Chris Scannell

Personal information
- Full name: Christopher Scannell
- Date of birth: 9 July 1977 (age 47)
- Place of birth: Belfast, Northern Ireland
- Height: 1.77 m (5 ft 10 in)
- Position(s): Striker

Senior career*
- Years: Team / Apps / (Gls)
- 1998–2014: Cliftonville / 353 / (273)

International career
- 2012: Irish League XI / 1 / (1)

= Chris Scannell =

Northern Ireland footballer

Chris Scannell (born 7 September 1977) is a retired footballer from Northern Ireland who spent his entire career with Cliftonville. Scannell is one of Cliftonville's all-time leading goalscorers having amassed over 100 goals for the club. His brother Ronan also played for the club.
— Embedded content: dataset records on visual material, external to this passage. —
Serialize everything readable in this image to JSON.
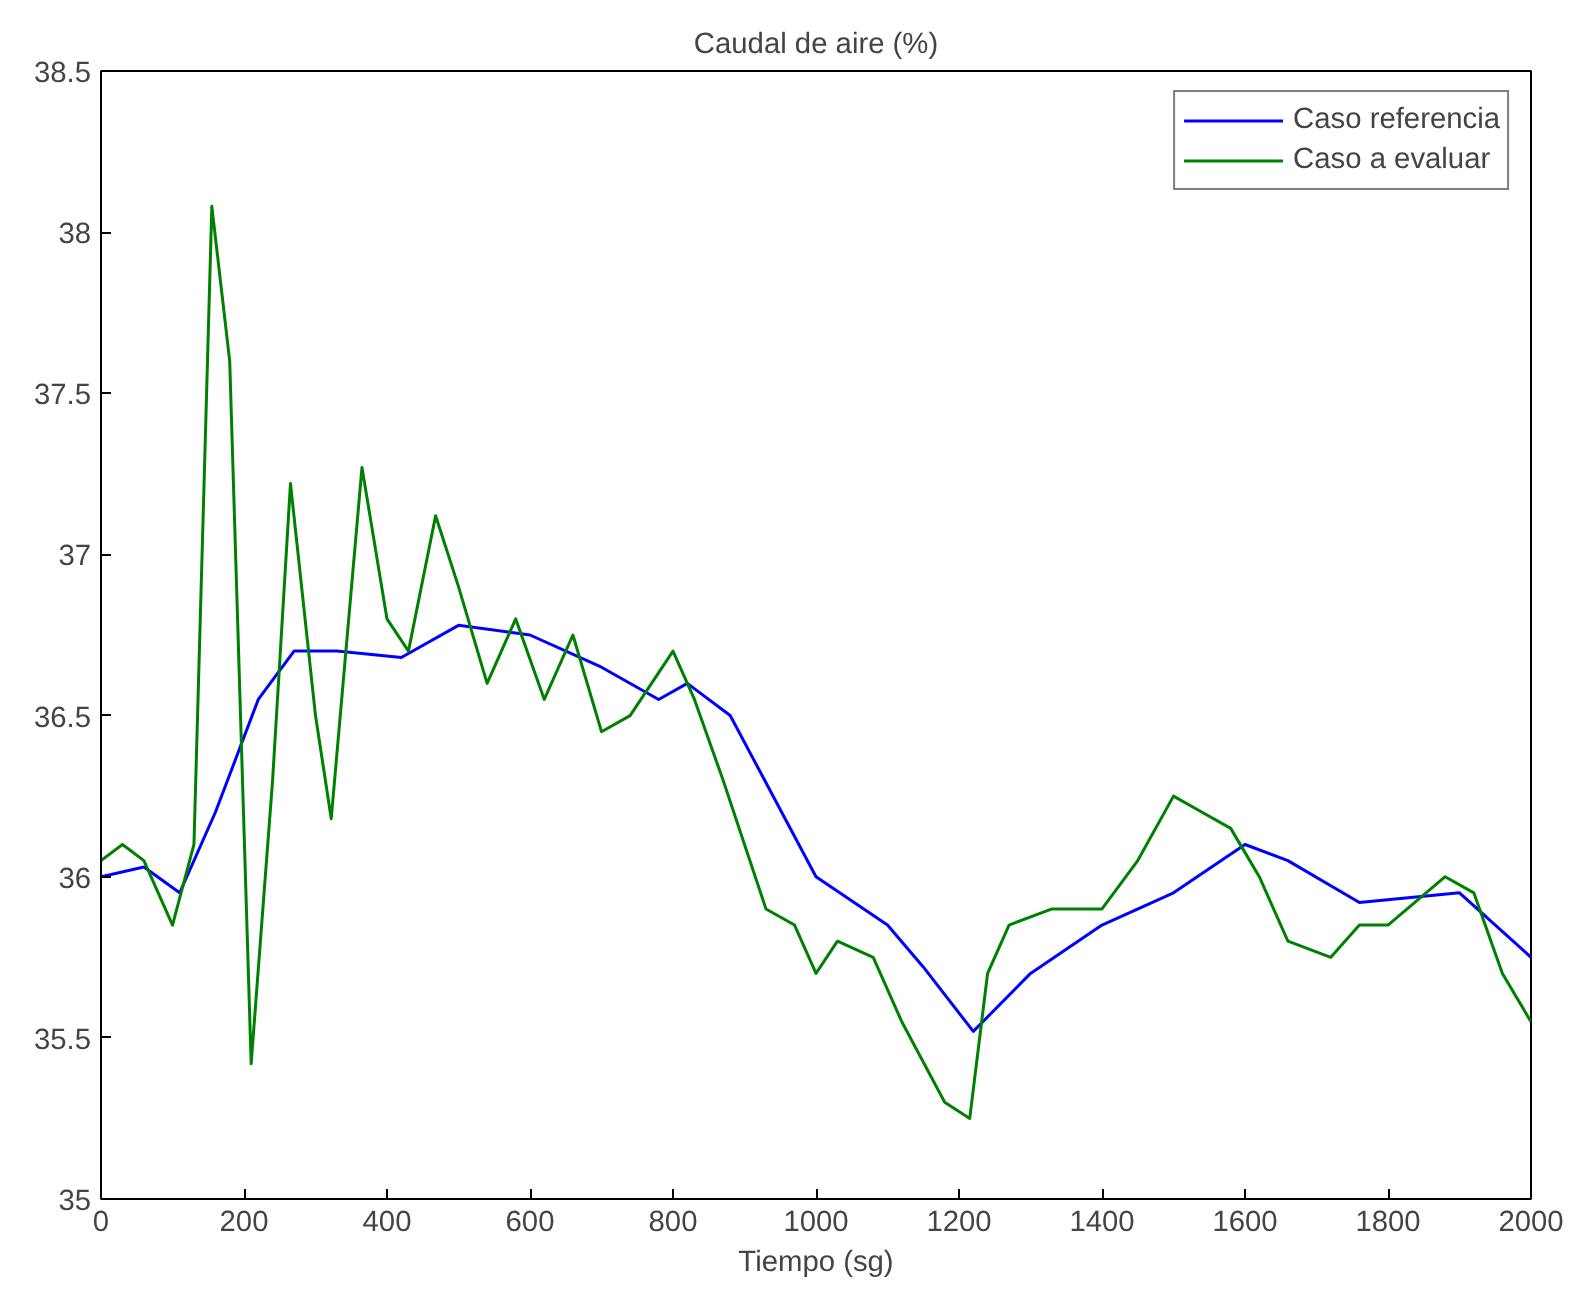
{
  "chart_data": {
    "type": "line",
    "title": "Caudal de aire (%)",
    "xlabel": "Tiempo (sg)",
    "xlim": [
      0,
      2000
    ],
    "xticks": [
      0,
      200,
      400,
      600,
      800,
      1000,
      1200,
      1400,
      1600,
      1800,
      2000
    ],
    "ylim": [
      35,
      38.5
    ],
    "yticks": [
      35,
      35.5,
      36,
      36.5,
      37,
      37.5,
      38,
      38.5
    ],
    "grid": false,
    "legend": "top right",
    "line_style": "solid",
    "marker": "none",
    "series": [
      {
        "name": "Caso referencia",
        "color": "#0000ff",
        "x": [
          0,
          60,
          110,
          160,
          220,
          270,
          330,
          420,
          500,
          600,
          700,
          780,
          820,
          880,
          1000,
          1100,
          1150,
          1220,
          1300,
          1400,
          1500,
          1600,
          1660,
          1760,
          1900,
          2000
        ],
        "values": [
          36.0,
          36.03,
          35.95,
          36.2,
          36.55,
          36.7,
          36.7,
          36.68,
          36.78,
          36.75,
          36.65,
          36.55,
          36.6,
          36.5,
          36.0,
          35.85,
          35.72,
          35.52,
          35.7,
          35.85,
          35.95,
          36.1,
          36.05,
          35.92,
          35.95,
          35.75
        ]
      },
      {
        "name": "Caso a evaluar",
        "color": "#008000",
        "x": [
          0,
          30,
          60,
          100,
          130,
          155,
          180,
          210,
          240,
          265,
          300,
          322,
          365,
          400,
          430,
          468,
          500,
          540,
          580,
          620,
          660,
          700,
          740,
          800,
          830,
          870,
          900,
          930,
          970,
          1000,
          1030,
          1080,
          1120,
          1180,
          1215,
          1240,
          1270,
          1330,
          1400,
          1450,
          1500,
          1540,
          1580,
          1620,
          1660,
          1720,
          1760,
          1800,
          1880,
          1920,
          1960,
          2000
        ],
        "values": [
          36.05,
          36.1,
          36.05,
          35.85,
          36.1,
          38.08,
          37.6,
          35.42,
          36.3,
          37.22,
          36.5,
          36.18,
          37.27,
          36.8,
          36.7,
          37.12,
          36.9,
          36.6,
          36.8,
          36.55,
          36.75,
          36.45,
          36.5,
          36.7,
          36.55,
          36.3,
          36.1,
          35.9,
          35.85,
          35.7,
          35.8,
          35.75,
          35.55,
          35.3,
          35.25,
          35.7,
          35.85,
          35.9,
          35.9,
          36.05,
          36.25,
          36.2,
          36.15,
          36.0,
          35.8,
          35.75,
          35.85,
          35.85,
          36.0,
          35.95,
          35.7,
          35.55
        ]
      }
    ]
  }
}
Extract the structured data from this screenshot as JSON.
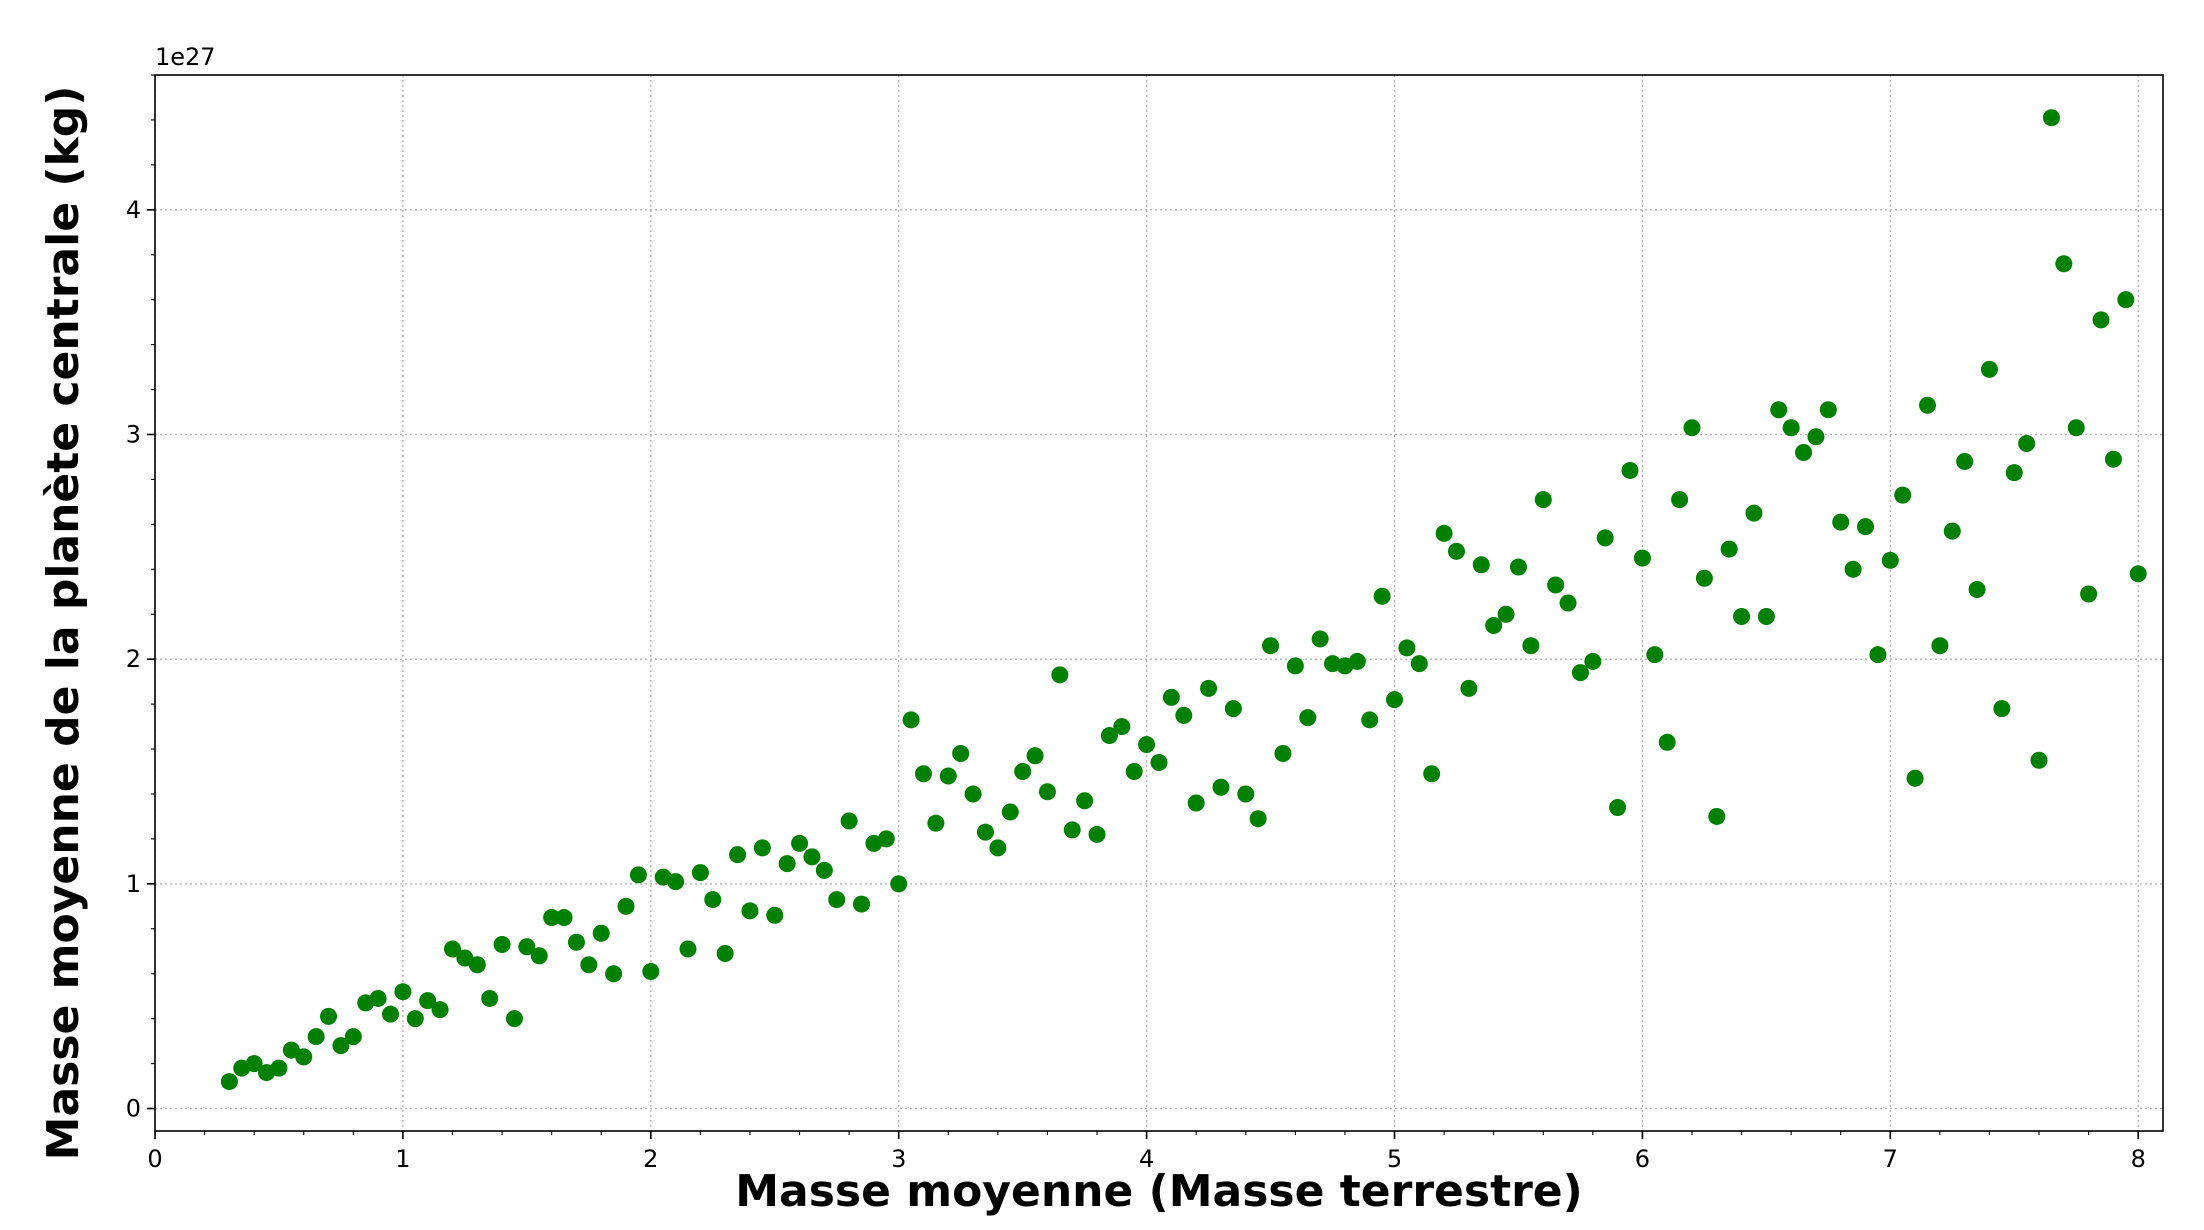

Born in Belfast, Scannell made his senior debut for Cliftonville against Ballymena United in September 1998. Despite a serious injury which threatened to ruin his career, and kept him out of first team action for almost 3 years, Scannell is one of the most prolific strikers in the club's history. He scored 153 goals for the club. Scannell re-signed for the club in January 2005, following a year away in Australia for work reasons, and his performances earned him the honour of captain from the 2008/2009 season. Captaincy was not the only honour Scannell earned that season. Along with adding his name to the list of Cliftonville forwards to score more than 20 goals in one season, Scannell was named Ulster Footballer of the Year and Northern Ireland Football Writers' Association Player of the Year after leading his side to their first Irish Cup Final in a decade. He retired in May 2014.

In 2012 Scannell scored for the Irish League XI against Manchester United in a testimonial match for former United goalkeeper Harry Gregg.